For those not familiar with printed circuit boards and how they’re made, there’s a common misconception that all PCBs are green. However, that actually is not the case. Printed circuit boards come in a variety of colors, and there are reasons why these different colors exist. Learn more about printed circuit board colors, variations, and what they mean.
Why are most printed circuit boards green?
While green still remains the most prominent color used for PCBs, other colors used include blue, red, yellow, white, black, and purple. There are reasons for each color, both functionally and aesthetically, which we’ll delve into in a moment. Green is by far the most common, and there are several good reasons why green is often used. The green color has been around for a very long time and has been the universal color code for PCBs. Green is one of the least fatiguing colors on the eyes, so if a designer is working on a green PCB for an extended amount of time, it’s considered the least straining to the eye. Green PCBs have higher contrast, making them suitable for identifying traces and residues quickly. The resources available to produce green printed circuit boards are widely available and easily accessible in large volumes. Since green is the color most people use, it facilitates mass production and lowers the price of the product cost.

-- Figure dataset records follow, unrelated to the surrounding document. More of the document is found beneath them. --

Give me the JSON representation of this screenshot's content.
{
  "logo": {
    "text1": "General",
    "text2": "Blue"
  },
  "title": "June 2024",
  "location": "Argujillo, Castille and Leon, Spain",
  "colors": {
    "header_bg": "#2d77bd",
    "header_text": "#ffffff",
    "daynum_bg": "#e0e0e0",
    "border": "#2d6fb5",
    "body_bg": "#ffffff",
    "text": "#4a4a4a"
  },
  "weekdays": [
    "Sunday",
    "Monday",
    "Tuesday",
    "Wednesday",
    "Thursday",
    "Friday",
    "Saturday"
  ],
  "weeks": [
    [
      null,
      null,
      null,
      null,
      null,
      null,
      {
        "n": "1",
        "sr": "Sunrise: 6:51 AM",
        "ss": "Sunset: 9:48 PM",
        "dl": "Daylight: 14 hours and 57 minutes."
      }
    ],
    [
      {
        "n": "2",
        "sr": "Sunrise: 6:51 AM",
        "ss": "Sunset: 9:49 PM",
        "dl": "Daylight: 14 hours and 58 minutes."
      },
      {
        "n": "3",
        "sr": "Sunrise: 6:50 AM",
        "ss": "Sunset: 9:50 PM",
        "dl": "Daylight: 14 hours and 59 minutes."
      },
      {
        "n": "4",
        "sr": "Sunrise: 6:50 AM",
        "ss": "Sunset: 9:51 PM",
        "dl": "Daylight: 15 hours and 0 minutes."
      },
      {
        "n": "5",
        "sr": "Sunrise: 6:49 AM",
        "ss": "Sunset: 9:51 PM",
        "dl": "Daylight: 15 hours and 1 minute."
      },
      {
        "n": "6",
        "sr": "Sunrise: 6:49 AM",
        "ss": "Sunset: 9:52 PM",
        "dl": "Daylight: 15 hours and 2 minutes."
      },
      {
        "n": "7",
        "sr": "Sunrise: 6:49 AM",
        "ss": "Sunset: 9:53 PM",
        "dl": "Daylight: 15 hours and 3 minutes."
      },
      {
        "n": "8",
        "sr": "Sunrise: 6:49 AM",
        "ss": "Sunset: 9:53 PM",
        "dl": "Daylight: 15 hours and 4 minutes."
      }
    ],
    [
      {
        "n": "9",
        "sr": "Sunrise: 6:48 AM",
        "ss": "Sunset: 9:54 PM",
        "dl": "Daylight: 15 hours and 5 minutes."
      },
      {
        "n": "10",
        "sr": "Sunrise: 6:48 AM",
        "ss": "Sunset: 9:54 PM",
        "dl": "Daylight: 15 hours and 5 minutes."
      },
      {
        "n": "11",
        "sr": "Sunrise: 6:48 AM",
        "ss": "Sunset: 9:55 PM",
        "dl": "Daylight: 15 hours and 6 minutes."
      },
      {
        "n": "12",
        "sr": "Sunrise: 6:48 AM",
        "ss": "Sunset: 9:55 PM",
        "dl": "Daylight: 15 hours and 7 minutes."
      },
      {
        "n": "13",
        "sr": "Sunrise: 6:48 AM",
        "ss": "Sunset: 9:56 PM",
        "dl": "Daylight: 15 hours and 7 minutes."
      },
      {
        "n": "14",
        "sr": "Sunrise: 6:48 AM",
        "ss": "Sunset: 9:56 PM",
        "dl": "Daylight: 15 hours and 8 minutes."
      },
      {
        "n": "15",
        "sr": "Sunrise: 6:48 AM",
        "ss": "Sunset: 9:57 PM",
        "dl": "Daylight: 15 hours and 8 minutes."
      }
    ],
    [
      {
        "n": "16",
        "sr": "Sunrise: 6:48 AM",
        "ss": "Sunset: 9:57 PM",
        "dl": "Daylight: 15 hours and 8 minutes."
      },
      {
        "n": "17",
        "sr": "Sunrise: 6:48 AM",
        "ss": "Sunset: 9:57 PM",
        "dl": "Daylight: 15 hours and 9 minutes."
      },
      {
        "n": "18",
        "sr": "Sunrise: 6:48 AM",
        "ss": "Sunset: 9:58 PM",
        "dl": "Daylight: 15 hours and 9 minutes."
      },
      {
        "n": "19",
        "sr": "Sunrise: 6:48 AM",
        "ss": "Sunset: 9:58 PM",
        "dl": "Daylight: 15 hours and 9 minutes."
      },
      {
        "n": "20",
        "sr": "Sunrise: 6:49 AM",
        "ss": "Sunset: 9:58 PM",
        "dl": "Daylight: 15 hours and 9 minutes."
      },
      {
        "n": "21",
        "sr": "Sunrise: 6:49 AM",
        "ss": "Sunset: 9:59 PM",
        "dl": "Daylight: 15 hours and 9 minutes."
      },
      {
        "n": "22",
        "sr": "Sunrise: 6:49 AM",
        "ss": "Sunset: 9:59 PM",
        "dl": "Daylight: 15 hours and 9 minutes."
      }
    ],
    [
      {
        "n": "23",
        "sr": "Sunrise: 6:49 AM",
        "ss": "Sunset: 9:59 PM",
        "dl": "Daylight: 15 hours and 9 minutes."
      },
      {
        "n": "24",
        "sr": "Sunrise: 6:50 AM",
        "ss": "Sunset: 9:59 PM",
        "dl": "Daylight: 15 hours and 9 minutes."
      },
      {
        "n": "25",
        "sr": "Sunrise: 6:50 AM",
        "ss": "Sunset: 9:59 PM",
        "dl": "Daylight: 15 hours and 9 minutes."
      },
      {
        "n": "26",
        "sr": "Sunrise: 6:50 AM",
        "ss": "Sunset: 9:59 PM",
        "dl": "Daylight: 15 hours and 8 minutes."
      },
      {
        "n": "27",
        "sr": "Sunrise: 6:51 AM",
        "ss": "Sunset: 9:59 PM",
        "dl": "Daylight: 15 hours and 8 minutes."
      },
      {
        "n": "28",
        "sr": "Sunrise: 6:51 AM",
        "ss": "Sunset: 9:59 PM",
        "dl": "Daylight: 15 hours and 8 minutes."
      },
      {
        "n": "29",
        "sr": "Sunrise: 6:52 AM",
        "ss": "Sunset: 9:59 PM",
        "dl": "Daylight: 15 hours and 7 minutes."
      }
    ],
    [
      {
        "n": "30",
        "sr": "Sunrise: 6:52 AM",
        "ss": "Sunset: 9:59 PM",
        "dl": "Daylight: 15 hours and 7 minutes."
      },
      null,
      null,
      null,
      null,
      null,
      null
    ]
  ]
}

Other colors used for PCBs
As mentioned previously, other colors besides green can be used for printed circuit boards. To understand why one may opt for different colors, it’s important to understand what exactly a PCB board color is. The color of a printed circuit defines the color of the solder oil or solder mask. It consists of lacquer infused with pigments that protect the traces of bare copper. One of the main functions of the solder mask is prevention against the short-circuiting of the circuit board.
Oftentimes, the color choice of a printed circuit board is aesthetics, but there are also functional reasons for certain color choices. Blue, the second most popular color for printed circuit boards, which many designers have good contrast between the color and the copper wires, making it simpler to assemble and do repairs. You’ll often find a blue solder mask used in LCDs. Red also offers high contrast between planes, traces, and spaces on a PCB. While black is a difficult color to see such issues, Apple is known for using black PCBs for their boards in the manufacture of iPhones and MacBooks. White is also very difficult to spot contrasts, though many designers state that tilting the PCB will allow better visibility for both black PCBs and white PCBs.
Does color dictate quality?
It’s commonly agreed that the color of a PCB does not typically dictate the quality of the printed circuit board. However, there are a few considerations when choosing a solder mask color. Commercial green solder mask is the only available color that can reliably produce solder mask dams of 0.1mm (4mil). Red, yellow, and blue can produce 0.12mm dams, and black and white which can only achieve 0.15mm.
Is it worth opting for different colors in PCBs?
Many designers prefer using printed circuit board colors other than green when creating printed circuit boards. Whether that choice is dictated by aesthetics, visibility, or other reasons, colored printed circuit boards continue to expand in electronics of all kinds. If the potential additional cost of a color variant is not a deterrent, there is no reason not to opt for a non-green PCB! When requesting a PCB quote, work with an experienced PCB company to help guide your purchase decision to ensure you’re getting the ideal printed circuit board for your needs.